Providing two API layers would add code, tests, and other complexity to this repo. We'd have two ongoing API design efforts.

If a Keras layer completely covered lower layers, then we'd have the added cost and complexity of percolating every new bit of lower-level functionality up through the Keras layer. We probably still wouldn't achieve totally airtight, so we'd have our very own leaky abstraction from the outset. If a Keras layer didn't attempt to completely cover lower layers, then we would be asking every user to understand our layering idea from the outset.

Perhaps a better starting point would be to attempt a single framework API that addresses the full spectrum of user needs? We would feel the tension between beginner/implicit/best-practice-defaults and expert/explicit, but that's a normal tension in API design and is addressed (to varying degrees of success) by normal API design techniques.

If we find ourselves forced into some sort of layering, we will understand the motivations much more concretely at that point, so we can make better decisions.

from java.

karllessard avatar karllessard commented on May 18, 2024

I share the same concerns as @deansher about the complexity of maintaining two distinct APIs. Another thing worth mentioning is that every time someone will try to add a new logic in the Keras layer, chances are that we will ask him to move that logic to tensorflow-framework first, expose it with an API very similar to what Keras is doing and then wrap it up with the original Keras interface in tensorflow-keras (exactly what I did with @JimClarke5 in his optimizer PR). I think we all agree that we want to avoid duplicating the same logic and only what is added to the framework can be shared across libraries.

If we opt for the single API though, we probably don't want to call it "Keras" or we will feel forced to mirror as much as possible the Python Keras library, even if it is not as flexible as we want it to be in some cases. On the other hand, just taking what we like from the Keras API and adding it to our framework kind of dissolve the notorious exposure of having a pure-Keras implementation in Java, which can attract more ML developers to switch to the JVM. Still, that is probably also what would allow us to build the best API in Java to TensorFlow users.

from java.

karllessard avatar karllessard commented on May 18, 2024

Before we can merge new PRs from @JimClarke5 , I think we really need to reach an agreement on this point.

In addition to my previous comment, I think we can address the question from another angle, by asking ourselves for who do we build the Keras API for Java.
a) For Python users already familiar with it?
b) For any users, presuming that if Keras was that successful on Python, it should then be the right API for Java?
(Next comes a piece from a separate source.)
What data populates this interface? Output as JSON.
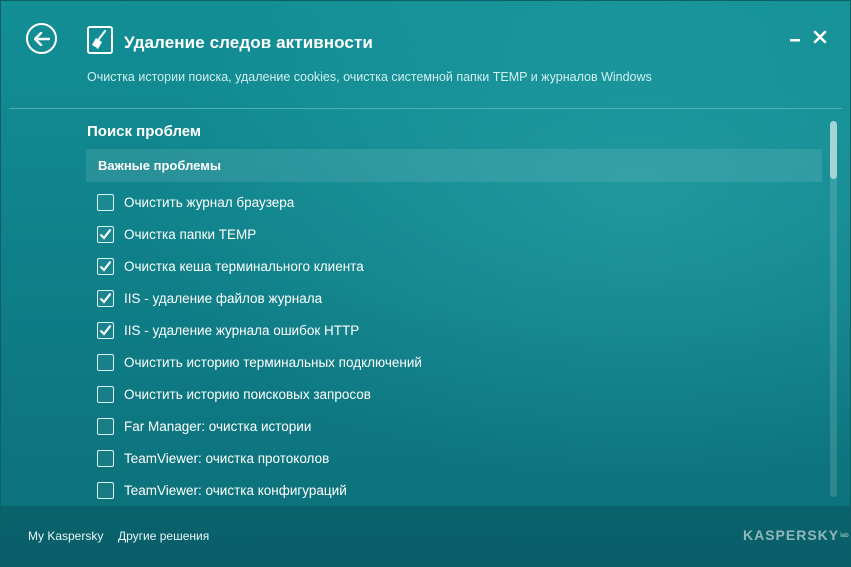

If the answer is a), then we probably want to stay very close to what the Python Keras API offers and the facade pattern as proposed initially, sitting on top of the framework, is probably the right choice. If answer is b), then I feel that we are more free to move away from the original API, bringing only the important pieces and enhancing them with what we think is missing for a more complete solution that can satisfy both beginners and more advanced users. In this case, having a single framework should be enough.

from java.

JimClarke5 avatar JimClarke5 commented on May 18, 2024

The current PRs, "Optimizer Learning Rate Change" and "Initialization" are focused only on framework, and comprise elements that can be independent of any Keras implementation and can be used on their own. I would think, concepts like initialization, loss(cost) functions, activation functions, regularization etc. would transcend all ML implementations. To that end, I support adding these stand-alone elements to framework, independently of the decision on Keras. We may revisit some of the method signatures with a view to broader use, but I think the basic functionality will still be needed in many higher level implementations.

from java.

Craigacp avatar Craigacp commented on May 18, 2024

I think there is a third group, which is Java developers that have to port into Java from Python whatever their data science team came up with. There they might appreciate something similar to the Python API as it would be easier to see how to transform the Python source into Java source. In my experience this process of porting something from Python into Java for deployment tends to be pretty common, though that might be because I mainly talk to people who work at massive companies which can afford to have this disconnect between data science and deployment.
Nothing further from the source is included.